MA Fashion Futures student Juliane Kahl is currently in Addis Ababa, Ethiopia leading a creative hackathon, after winning the Fashion Matters Better Lives Award. We spoke to Juliane to find out about her background and what she is hoping to achieve in Ethiopia, as well as how her funding helped her with her final project.


Before my MA… I studied Theatre Design at Central Saint Martins. After graduating I worked as a costume designer, fashion stylist, producer and event organiser for the creative industry. For the last four years I have also been working as a lecturer, and organised trend workshops in Germany.

I decided to study MA Fashion Futures at LCF because… Mama was bored…no, seriously! As the global fashion industry is the second largest polluter in the world, and heavily reliant on the exploitation of women, I no longer wanted to be part of this massive disproportionate fashion consumption, by working as a stylist for the advertising industry. Doing the MA Fashion Futures course at LCF offered me the opportunity to broaden my perspective on sustainability, conduct research and experiment with ideas and concepts.
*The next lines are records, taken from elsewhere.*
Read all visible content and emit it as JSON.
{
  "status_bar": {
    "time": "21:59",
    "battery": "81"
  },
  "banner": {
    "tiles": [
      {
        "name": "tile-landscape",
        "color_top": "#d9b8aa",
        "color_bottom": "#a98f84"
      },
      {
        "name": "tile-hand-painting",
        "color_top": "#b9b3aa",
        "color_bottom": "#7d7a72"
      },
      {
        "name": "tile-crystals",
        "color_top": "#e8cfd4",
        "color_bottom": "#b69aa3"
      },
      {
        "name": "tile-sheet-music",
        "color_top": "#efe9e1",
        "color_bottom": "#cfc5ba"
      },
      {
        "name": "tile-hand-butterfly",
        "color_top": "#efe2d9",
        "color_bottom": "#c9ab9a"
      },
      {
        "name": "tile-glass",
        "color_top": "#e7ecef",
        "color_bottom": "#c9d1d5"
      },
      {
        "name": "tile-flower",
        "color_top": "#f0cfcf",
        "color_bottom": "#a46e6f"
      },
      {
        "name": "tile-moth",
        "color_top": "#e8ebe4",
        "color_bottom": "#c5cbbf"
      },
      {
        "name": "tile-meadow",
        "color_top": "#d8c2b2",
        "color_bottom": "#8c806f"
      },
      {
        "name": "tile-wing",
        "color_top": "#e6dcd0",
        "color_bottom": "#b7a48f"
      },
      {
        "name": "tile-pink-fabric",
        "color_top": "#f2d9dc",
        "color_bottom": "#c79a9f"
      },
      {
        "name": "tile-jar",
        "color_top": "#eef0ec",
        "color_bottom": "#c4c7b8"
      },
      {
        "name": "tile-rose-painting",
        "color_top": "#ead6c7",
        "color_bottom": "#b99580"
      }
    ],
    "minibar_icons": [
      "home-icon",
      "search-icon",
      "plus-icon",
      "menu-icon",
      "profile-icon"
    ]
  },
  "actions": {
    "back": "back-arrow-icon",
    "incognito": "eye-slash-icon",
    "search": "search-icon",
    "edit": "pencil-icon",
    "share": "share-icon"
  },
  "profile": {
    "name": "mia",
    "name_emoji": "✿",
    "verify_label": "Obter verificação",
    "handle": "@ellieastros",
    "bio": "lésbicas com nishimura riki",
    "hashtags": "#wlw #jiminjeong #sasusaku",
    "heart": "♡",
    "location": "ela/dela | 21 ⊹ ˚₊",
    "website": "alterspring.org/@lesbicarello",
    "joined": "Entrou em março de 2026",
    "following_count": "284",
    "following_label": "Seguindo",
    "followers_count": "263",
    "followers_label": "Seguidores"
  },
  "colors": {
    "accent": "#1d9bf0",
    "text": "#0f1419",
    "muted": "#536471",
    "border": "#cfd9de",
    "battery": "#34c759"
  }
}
About my final project… My final project is the organisation of a Fashion Hackathon in Addis Ababa, as a prototype for the creation of a blueprint for open source mobile Hackathons and Maker Spaces. Throughout the project, the subject of sustainability will be addressed, by creating a platform and connecting creative thinking individuals on a local to a global level.

My Fashion Matters funding… was advertised at LCF as a call for applicants who produce innovative new work that aligns with the LCF’s Better Lives agenda. I am very thankful to the judges who encouraged me to push things forward, as they believed in my project. Winning the award really gave me the confidence and financial support to do the project in Ethiopia. Had I not won the funding, my plan B was to organise a Fashion Hackathon with refugee Women in Munich – this is still scheduled for the autumn of 2017.
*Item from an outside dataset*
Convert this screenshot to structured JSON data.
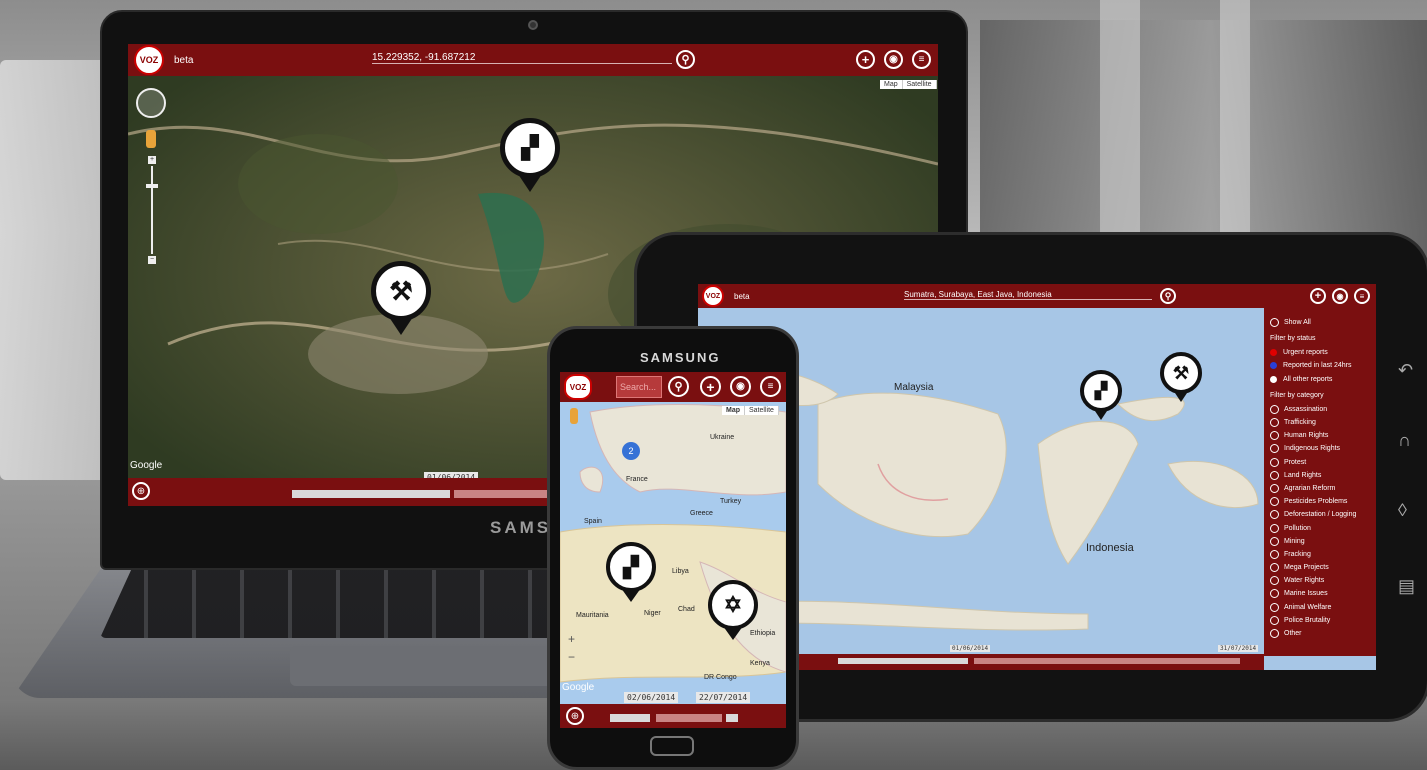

I chose to go to Ethiopia because… East Africa is now one of the world‘s creative and entrepreneurial hotspots, when it comes to utilising new technologies and new platforms. There is already an existing confidence and distinctiveness in Ethiopian fashion design, and a growing development of Ethiopia being the manufacturing hub for global ‘fast fashion’ companies. As this is still in the process of being developed, it is an ideal time to create a platform to communicate and share knowledge about sustainability and equalitystraight away.

About the Hackathon… For three days in December, participants will get the opportunity to challenge, experiment and hack the ‘Future of the Zipper’. They can create things that are innovative, tech related, extraordinary or just geeky and funny. Attendees from Europe will join the teams through the process of ideation, team building, and rapid prototyping processes. The event will be closed with a presentation of the results and a thinktank with Q&A.

My main goal on this project… is to connect people from different professional backgrounds like fashion designers, students, artists, programmers, problem solvers, engineers, creatives, innovators, designers, coders, hackers and makers and to encourage a dialogue. I also want to learn, see and hear stories! I am not an expert myself; I just happen to be good at connecting and organising.

After my MA… I want to continue deepening my research on the Future of Fashion, with a focus on ‘Disruptive Design Innovation’, ‘Fashion Hacktivism’ and the opportunities of the ‘Maker Movement’ to enhance sustainability and equality in the global fashion industry. In this context I am planning to organise more Fashion Hackathons in different parts of the world. I also believe in Education being a facilitator for improvement and change, so I would like to continue to work as a lecturer and run workshops. I think that especially in today’s world, it is even more important to dare, be disruptive, share knowledge, take risks and face challenges.